Gott ist der unendliche Prozess selbst oder besser: der Prozess, der sich seiner selbst bewusst wird. Dabei ist es unerheblich, welchen Teil oder welche Facette davon wir jeweils zum Gott erklären. Nur sollte klar sein, dass wir dabei immer etwas aus dem Ganzen herauslösen- es kann nie etwas sein, was über oder außerhalb der Schöpfung selbst steht.
Gott “inkarniert” im Kosmos, in der Schöpfung und im Menschen, der als Inhaber eines reflexiven Bewusstseins die Schnittstelle zwischen der physischen und der immateriellen, also der geistigen Sphäre verkörpert.

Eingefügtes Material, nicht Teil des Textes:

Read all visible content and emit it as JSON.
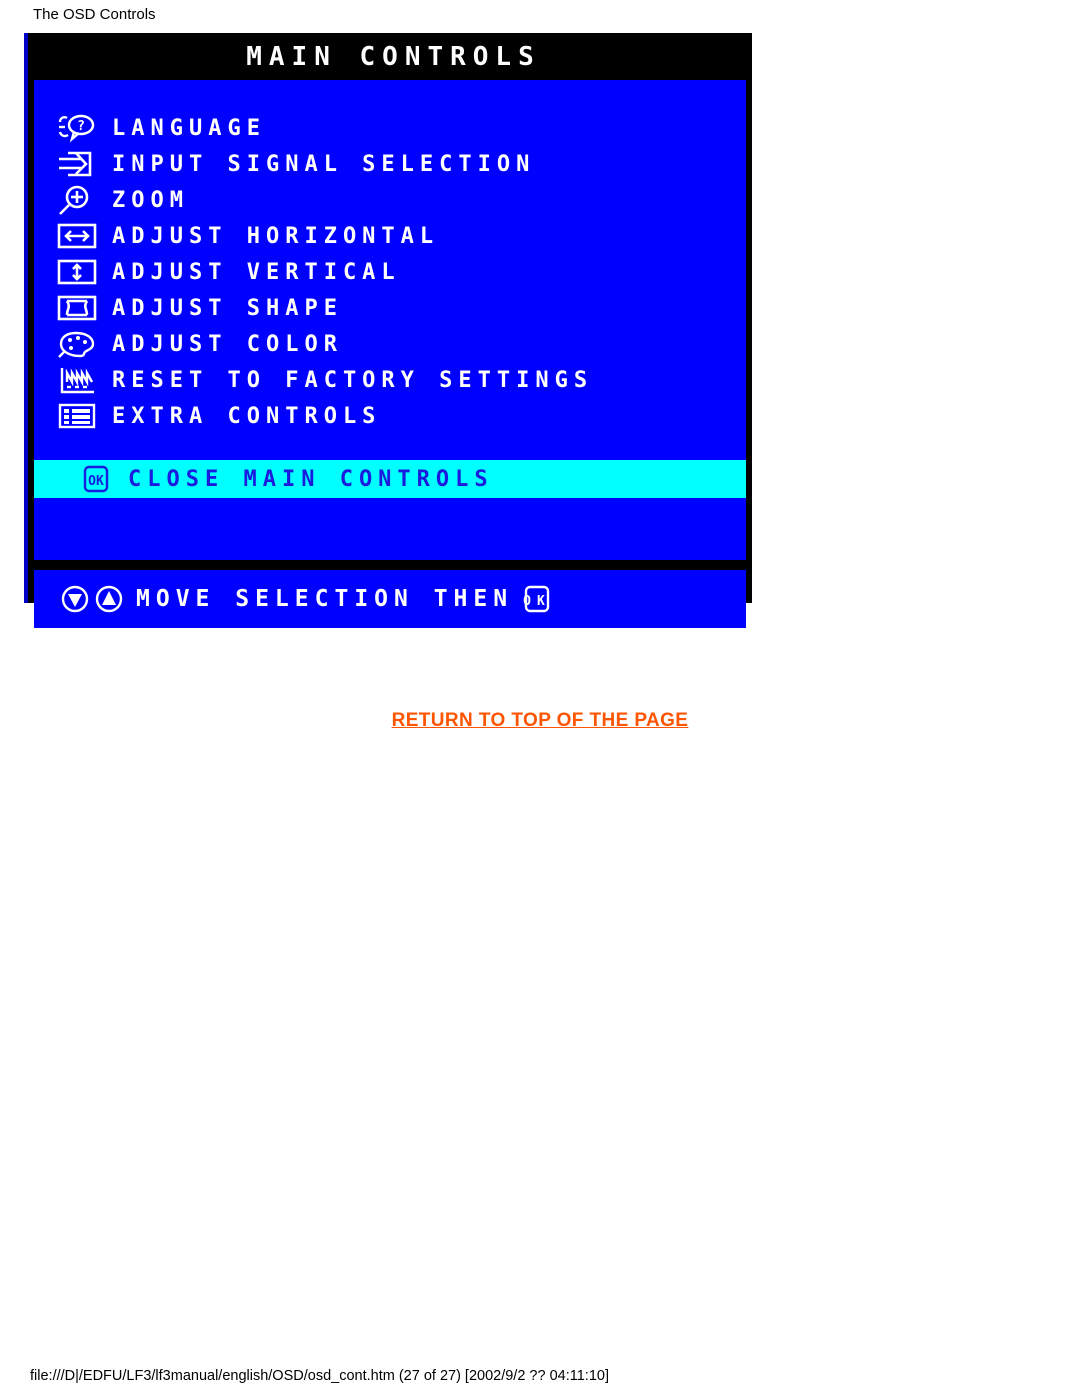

Machen wir Gott zur Person, begrenzen wir ihn zwangsläufig und sehen ihn gemäß unserer Begrenztheit. Das ist in Ordnung, denn es ist die Sicht Gottes auf sich selbst. Wie ein Kind in seiner Entwicklung immer wieder amüsante Erklärungen für seine Umwelt findet, findet Gott sich selbst in jedem Sandkorn – wie Bob Dylan es in „every Grain of Sand“ besingt. Wir selbst sind wie alles andere auch eine Verkörperung dieser Selbst- Erkenntnis. In einem sehr hellen Moment traf es der Apostel Paulus auf den Punkt: dass sie Gott suchen sollen, ob sie ihn wohl fühlen und finden könnten; und fürwahr, er ist nicht ferne von einem jeden unter uns. (Apostelgeschichte 17,27).
Wir müssen nur einige Wunschvorstellungen und Illusionen entsorgen, die wir zwischen uns und die Wirklichkeit gestellt haben, dann wird auch das größere Bild wieder sichtbar.